You have found that the maximum likelihood estimate for the mean of the differences is 2.17. It is not surprising that this is the same as the mean difference as calculated by the t-tests above. But is the estimate of uncertainty the same? To find out we need to calculate the confidence intervals.

# Calculate the confidence intervals for our normal maximum likelihood
# estimate. 

# First save an object that is the standard error
standard_error_norm <- sd(differences)/sqrt(length(differences))

# Then ± 1.96 times the standard error from the 
# maximum likelihood estimate
CI_upper <- MLE_norm + 1.96*standard_error_norm
CI_lower <- MLE_norm - 1.96*standard_error_norm
# display the confidence intervals to 2 decimal places
round(c(CI_lower, CI_upper),2)

## [1] 1.90 2.44

The confidence interval calculated from the Normal distribution is 1.89 to 2.45.

8. Compare these confidence intervals those calculated from the T distribution?

You should have those written down from question 3. But we will print them below too.
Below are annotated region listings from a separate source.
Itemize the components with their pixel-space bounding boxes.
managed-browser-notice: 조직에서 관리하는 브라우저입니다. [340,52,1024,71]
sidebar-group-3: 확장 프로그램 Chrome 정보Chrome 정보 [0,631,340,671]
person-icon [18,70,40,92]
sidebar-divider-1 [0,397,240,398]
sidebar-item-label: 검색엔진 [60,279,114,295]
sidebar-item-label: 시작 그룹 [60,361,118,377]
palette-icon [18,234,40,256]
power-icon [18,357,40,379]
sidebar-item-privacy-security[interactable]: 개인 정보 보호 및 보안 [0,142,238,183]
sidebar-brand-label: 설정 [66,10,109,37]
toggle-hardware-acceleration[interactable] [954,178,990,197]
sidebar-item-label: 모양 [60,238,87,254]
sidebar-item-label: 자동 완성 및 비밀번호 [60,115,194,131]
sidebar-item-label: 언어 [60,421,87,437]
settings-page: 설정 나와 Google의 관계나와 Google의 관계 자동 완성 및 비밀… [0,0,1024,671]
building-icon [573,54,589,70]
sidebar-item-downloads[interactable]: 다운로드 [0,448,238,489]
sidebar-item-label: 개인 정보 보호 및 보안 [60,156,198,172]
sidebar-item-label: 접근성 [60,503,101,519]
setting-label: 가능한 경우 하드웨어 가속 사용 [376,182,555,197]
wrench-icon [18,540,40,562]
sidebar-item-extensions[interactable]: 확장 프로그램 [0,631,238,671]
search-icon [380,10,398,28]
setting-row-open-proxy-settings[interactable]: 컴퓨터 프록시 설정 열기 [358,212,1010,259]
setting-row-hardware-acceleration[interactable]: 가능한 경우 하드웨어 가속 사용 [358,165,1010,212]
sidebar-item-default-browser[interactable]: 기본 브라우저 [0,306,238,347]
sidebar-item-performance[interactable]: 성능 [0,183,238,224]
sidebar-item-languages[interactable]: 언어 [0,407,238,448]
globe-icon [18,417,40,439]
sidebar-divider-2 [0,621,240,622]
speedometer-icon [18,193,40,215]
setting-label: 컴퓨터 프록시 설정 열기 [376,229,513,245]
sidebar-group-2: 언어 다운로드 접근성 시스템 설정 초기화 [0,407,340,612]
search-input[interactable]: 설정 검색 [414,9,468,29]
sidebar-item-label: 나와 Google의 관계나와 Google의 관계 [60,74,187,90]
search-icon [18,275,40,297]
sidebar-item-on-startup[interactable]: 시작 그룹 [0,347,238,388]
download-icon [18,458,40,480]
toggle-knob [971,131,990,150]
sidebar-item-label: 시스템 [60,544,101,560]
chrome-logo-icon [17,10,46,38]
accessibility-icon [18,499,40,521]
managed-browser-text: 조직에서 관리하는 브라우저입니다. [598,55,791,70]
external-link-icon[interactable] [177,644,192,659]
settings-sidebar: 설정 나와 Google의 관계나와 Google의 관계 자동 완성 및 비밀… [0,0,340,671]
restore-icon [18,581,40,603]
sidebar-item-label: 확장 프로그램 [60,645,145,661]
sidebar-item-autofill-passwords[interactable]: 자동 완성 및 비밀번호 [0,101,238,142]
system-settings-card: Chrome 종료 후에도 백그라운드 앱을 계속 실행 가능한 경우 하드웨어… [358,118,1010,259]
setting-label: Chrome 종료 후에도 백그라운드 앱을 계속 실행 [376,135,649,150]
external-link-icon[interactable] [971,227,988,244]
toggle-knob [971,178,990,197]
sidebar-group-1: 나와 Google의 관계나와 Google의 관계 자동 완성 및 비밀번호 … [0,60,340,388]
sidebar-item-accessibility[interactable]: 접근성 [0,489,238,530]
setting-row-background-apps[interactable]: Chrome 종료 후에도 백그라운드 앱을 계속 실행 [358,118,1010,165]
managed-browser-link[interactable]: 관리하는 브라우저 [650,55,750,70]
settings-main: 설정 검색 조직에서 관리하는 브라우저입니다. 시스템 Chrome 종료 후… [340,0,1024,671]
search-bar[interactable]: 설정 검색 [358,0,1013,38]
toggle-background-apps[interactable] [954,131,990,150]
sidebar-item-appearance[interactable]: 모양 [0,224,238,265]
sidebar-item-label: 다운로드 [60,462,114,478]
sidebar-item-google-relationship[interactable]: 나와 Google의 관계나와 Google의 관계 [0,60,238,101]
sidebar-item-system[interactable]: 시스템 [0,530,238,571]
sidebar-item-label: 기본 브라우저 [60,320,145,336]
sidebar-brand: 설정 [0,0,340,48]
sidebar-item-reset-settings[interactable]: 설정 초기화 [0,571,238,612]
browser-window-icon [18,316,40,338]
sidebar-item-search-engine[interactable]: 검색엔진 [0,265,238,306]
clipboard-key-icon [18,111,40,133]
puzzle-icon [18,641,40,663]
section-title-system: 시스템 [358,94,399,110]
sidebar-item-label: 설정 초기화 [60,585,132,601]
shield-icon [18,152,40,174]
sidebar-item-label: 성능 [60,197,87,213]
# To extract only the confidence intervals from the lm() output
# we can use the code below.
round(confint(t_test1),2)

##             2.5 % 97.5 %
## (Intercept)  1.86   2.49

You can also plot the difference confidence intervals. Here we plot them both on the Normal distribution density plot.

# First create a plot with the Normal distribution density.
# We use xlim and ylim to set the limits of our axes to make
# the plot look nicer and be easier to read. 
plot(means, exp(likelihoods.norm-max(likelihoods.norm)), 
     type="l", ylab="Density", xlab="Mean", xlim = c(1.5,3), ylim=c(0,1.1))
# We then add a point for the maximum likelihood estimate of the mean.
points(MLE_norm, 1, col = "red", pch=16)

# Then add the T distribution confidence intervals in red
abline(v = c(confint(t_test1)[1], confint(t_test1)[2]), col = "red")
# and the Normal distribution confidence intervals in blue
abline(v = c(CI_lower, CI_upper), col = "blue")

# The final step is a legend to explain the colour scheme
# bty = 'n' just means there will be no box around the legend
legend("topright", c("Normal CI", "T CI"), bty = "n",
       lty= c(1,1), col = c("blue", "red"))

plot of chunk unnamed-chunk-15

9. Now you have tried the Normal distribution, do you think the Normal distribution is a good model for this data? Why/Why not In what situation might it become better?

10. Consider the Normal distribution confidence intervals. If you use these only, would it change your decision to run or stay (question 5)? Explain your answer

11. What other data might you want to improve your decision making? Could there be any problems with the current study design?